Time-lapse confocal microscopy images were taken of CD41-FITC and CD11b-PE labelled cells purified from the bone marrow of young (no myelofibrosis) and old (with myelofibrosis) Gata1^low mice and age-matched WT littermates co-cultured with thrombopoietin for up to 48h. In selected experiments, the cocultures were performed with Reparixin (10μM), the inhibitor of CXCR1/CXCR2, or the CD41pos cells were also labeled with CD53-647 which recognizes the immune-subpopulation. We analyzed a total of 469 individual MK for over 415hr. Since emperipolesis is preceded by chemotaxis and cell-cell interaction, we first focused on the type of interactions occurring between the two cell types. We observed four types of interactions which we categorize as 0=none; 1=touch and go (<90sec); 2=long (>90sec) with emperipolesis resembling the slow emperipolesis described by Huang et al (Blood Adv. 2022;6:2081) and 3=long,with slow emperipolesis leading to de-rearrangement of the MK plasma membrane, formation of a second plasma membrane and death. The features of the Type3 interactions are similar to the phagocytosis leading to cell death defined as efferocytosis (deCathelineau et al. Biochemistry, 2003;3939:105).

In the older cohorts, Type0 was detected mainly in the first 0-12h of culture and involved, respectively, 25% and 3% of WT and Gata1^low MK. Type1 and 2 were observed in the 13-14 and 25-36 time windows with similar frequency among groups. In the 37-48 hrs time window, Type2 was observed only in WT cultures while Gata1^low cultures displayed numerous Type3 interactions. By contrast, in the young Gata1^low group, we observed mostly Type1 and 3 interactions and MK were difficult to find after 24hr. Reparexin delayed or prevented Type3 interactions, respectively, in the young and old Gata1^low group (Chi-Square p<0.0001). The absence of Type3 in Gata1^low cultures with Reparixin suggests that these interactions are supported by the activation of the CXCR1/2 signaling which we had detected in these cells by RNAseq.

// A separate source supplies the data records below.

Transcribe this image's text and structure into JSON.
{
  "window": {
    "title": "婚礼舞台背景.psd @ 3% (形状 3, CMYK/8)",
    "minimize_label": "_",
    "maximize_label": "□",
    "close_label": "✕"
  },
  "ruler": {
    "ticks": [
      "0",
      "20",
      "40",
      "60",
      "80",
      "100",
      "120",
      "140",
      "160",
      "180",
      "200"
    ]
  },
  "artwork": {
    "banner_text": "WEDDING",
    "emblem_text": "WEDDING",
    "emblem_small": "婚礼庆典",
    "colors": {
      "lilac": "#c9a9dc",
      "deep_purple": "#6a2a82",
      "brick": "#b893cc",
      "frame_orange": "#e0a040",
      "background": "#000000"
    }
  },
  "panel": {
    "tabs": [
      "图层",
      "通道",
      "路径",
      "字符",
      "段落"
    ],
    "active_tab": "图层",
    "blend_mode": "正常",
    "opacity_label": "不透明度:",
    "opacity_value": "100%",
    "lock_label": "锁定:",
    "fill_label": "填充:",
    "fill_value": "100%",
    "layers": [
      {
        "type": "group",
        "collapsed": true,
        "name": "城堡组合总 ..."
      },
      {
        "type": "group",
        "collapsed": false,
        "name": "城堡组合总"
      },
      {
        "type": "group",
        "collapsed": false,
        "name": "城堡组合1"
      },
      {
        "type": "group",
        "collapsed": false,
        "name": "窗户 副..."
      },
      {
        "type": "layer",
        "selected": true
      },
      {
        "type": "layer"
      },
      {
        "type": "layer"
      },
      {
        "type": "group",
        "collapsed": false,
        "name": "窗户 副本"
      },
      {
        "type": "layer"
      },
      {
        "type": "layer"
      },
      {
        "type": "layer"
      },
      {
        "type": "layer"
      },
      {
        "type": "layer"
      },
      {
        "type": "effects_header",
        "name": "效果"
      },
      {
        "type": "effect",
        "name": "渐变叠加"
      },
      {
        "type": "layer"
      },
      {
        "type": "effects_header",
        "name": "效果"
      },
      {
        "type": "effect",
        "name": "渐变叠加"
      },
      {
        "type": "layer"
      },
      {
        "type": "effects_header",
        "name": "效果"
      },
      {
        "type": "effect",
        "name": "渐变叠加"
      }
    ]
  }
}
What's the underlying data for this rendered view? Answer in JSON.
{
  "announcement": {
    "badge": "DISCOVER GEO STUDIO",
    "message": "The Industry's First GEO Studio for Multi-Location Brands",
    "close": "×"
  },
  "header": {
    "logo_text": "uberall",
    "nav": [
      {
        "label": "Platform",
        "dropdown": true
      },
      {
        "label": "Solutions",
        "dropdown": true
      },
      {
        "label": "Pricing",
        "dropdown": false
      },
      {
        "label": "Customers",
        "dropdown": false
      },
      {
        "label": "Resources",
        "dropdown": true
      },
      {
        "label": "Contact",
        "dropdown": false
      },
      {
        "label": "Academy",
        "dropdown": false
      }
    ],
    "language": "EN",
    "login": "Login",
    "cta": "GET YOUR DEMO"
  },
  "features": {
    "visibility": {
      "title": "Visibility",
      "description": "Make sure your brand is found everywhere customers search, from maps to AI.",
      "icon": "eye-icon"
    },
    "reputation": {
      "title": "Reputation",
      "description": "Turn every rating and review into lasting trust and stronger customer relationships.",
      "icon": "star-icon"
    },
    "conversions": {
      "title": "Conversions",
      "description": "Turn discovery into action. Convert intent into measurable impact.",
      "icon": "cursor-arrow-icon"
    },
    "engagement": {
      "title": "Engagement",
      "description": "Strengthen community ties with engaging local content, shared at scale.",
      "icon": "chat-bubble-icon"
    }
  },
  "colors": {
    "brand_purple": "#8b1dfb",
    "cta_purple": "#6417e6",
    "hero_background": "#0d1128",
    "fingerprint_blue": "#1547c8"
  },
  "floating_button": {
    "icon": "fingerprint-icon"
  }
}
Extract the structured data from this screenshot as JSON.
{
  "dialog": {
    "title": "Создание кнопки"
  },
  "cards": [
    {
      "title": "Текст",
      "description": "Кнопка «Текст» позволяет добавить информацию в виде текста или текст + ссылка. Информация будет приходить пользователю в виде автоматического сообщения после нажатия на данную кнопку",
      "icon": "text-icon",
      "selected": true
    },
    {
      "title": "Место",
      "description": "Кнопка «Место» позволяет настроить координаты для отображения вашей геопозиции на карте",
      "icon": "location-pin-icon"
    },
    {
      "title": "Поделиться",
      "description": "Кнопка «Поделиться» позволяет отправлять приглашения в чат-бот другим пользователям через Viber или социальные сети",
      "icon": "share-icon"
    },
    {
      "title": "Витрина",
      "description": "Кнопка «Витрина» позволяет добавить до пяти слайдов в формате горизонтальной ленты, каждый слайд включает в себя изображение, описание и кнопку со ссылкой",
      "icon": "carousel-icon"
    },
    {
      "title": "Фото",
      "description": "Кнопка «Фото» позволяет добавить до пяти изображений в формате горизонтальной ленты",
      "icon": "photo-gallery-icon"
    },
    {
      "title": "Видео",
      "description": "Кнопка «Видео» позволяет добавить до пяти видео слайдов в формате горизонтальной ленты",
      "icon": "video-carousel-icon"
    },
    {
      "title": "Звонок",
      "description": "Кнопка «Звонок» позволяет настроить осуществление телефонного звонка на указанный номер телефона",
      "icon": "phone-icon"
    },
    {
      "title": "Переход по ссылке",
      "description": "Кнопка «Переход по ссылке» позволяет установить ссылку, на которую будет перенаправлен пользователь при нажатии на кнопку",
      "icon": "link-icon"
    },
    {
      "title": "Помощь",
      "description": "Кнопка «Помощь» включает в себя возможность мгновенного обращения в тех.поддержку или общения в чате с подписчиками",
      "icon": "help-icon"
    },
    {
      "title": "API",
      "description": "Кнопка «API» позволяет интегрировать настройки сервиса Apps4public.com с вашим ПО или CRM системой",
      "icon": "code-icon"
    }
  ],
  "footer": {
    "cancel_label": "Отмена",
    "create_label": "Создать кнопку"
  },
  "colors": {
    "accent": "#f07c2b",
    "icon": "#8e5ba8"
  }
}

To assess the role of immune-MK in the emperipolesis with neutrophils, we incubated CD41 MK with CD53, and the CD53pos and CD53neg cells were imaged separately. Both the WT and the Gata1^low CD41CD53neg MK engaged only in Type1 and Type2 interactions while the wild-type CD41CD53pos MK engaged also in Type3 interactions. These results were confirmed by flow cytometry analyses which indicated that double CD11bCD41pos cells are detectable among both the CD53neg and CD53pos MK present in the WT and Gata1^low co-cultures in numbers that increase over time but that only the CD53pos MK became Annexin Vpos. In summary, we conclude that 1) all MK subpopulations engage in emperipolesis with neutrophils but only the immune-MK engage in emperipolesis associated with efferocytosis; 2) due to CXCR1/CXCR2 activation, Gata1^low immune-MK are more likely to engage in efferocytosis than the wild-type ones, and this susceptibility decrease with age. In future studies we will investigate whether, in contrast to conventional models, MK efferocytosis protects Gata1^low mice from the development of fibrosis in the bone marrow.